Every few years, there is a new trend in the pastry world. A decade ago, it was cupcakes, whose superiority was challenged by whoopie pies. Then, French macarons popped up everywhere from elegant bakeries to local corner shops.
Now, eclairs are making their triumphant return. They’ve already swept bakeries in Paris, they’re popping up in New York, and the invasion has begun in London.
So why eclairs, and why now?
One reason for the eclair's reemergence is the explosion of high quality French bakeries in the city. Maison Kayser, Francois Payard Bakery, Epicerie Boulud, Dominique Ansel, and Mille Feuille have all added multiple locations in Manhattan in just the last two years. With more competition than ever before, the city's French pastry chefs have been forced to reimagine the eclair from a staid, old-school pastry to a blank canvas for exploring new flavors, fillings, and toppings.
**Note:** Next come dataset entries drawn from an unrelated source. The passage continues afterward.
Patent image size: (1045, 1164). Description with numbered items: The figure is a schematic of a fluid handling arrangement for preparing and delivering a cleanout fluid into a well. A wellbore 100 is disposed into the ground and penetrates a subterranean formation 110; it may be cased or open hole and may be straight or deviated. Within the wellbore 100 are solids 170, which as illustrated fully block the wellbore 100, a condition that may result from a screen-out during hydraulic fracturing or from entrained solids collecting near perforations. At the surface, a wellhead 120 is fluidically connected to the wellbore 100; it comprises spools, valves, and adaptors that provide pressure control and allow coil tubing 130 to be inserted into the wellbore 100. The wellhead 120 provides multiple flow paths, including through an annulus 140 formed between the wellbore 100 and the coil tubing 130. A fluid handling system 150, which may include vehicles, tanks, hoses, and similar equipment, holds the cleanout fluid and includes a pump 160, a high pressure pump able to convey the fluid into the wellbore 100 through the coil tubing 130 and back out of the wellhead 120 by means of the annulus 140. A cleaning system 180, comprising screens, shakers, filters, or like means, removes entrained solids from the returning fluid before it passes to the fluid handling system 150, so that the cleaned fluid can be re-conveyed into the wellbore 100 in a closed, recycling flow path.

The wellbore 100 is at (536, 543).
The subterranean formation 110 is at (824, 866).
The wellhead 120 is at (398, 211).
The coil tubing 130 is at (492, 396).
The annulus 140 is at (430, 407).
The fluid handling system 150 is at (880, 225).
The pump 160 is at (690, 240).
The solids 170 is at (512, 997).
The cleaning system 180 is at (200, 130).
Another factor in this trend is that the pressure to innovate comes not just from local competition, but also from Paris. That city's macaron trend preceded our boom by five to 10 years, and it's happening again with eclairs. Paris currently has at least four eclair-only shops, and famous names like Fauchon offer dozens of varieties that often change the seasons. Some of the eclair trends from Paris have already been adopted by New York pastry chefs, like the use of crackly-looking craquelin-style pâte a choux.
Just as eclairs have taken Paris and London and New York, they’re likely to spread quickly across the U.S. If the experience with cupcakes and macarons is any guide, it won’t take long before luxury eclairs appear at your nearby dessert place.